Busbahnhof: Umzugspläne vorerst gescheitert

Verkehrsbetriebe brauchen Platz - Denkmalschutz lehnt Wasserturm-Abriss ab

Eigentlich sollte der komplette Busbahnhof im kommenden Jahr vom Schillerplatz an den Hauptbahnhof umziehen. Dann hätte der Busverkehr Schritt halten können mit dem Chemnitzer Modell, bei dem Straßen- und Eisenbahn gemeinsame Schienen nutzen und mit dem das Umland besser an die Stadt angebunden werden soll. Die Bushaltestellen direkt an das Drehkreuz des öffentlichen Nah- und Fernverkehrs zu verlegen, wäre dann nur folgerichtig, erklärten Stadtplaner und Verkehrsbetriebe. Um das Projekt umzusetzen, verhandelt das Baudezernat seit mehr als einem Jahr mit der Deutschen Bahn, um Flächen am Bahnhof zu kaufen.

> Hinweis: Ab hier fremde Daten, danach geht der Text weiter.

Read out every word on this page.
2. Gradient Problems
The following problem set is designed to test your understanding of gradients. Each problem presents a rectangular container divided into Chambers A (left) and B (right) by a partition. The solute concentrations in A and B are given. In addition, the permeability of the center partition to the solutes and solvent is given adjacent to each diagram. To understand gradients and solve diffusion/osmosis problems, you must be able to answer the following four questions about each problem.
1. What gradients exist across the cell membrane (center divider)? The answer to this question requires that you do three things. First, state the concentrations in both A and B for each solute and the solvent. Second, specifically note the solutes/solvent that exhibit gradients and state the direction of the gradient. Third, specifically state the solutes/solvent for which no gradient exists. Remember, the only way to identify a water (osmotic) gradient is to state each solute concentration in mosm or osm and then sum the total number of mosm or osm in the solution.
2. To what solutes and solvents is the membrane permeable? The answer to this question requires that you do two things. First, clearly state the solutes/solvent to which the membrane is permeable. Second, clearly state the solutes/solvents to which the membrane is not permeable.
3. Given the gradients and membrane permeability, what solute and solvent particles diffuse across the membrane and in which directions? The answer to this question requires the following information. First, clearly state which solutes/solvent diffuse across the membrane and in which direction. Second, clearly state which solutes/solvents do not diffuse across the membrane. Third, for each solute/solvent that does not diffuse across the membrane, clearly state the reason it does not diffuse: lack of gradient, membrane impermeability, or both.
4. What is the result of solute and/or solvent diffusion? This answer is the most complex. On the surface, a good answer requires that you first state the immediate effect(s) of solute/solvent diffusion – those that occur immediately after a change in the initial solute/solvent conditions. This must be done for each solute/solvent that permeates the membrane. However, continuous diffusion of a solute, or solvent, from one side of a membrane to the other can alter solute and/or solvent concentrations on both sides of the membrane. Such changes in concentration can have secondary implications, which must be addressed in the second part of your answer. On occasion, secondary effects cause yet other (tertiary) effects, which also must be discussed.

Nachdem sich die Gespräche deutlich verzögert hatten, verlegte Baubürgermeister Michael Stötzer im August vergangenen Jahres den Umzugstermin bereits nach hinten. "Nicht vor 2020" sei die Verlagerung möglich. Jetzt räumt Tiefbauamtsleiter Bernd Gregorzyk ein: "Die Umzugspläne sind festgefahren." Einen möglichen Termin will er nicht mehr nennen. Ursache seien nicht nur die stockenden Verkaufsgespräche.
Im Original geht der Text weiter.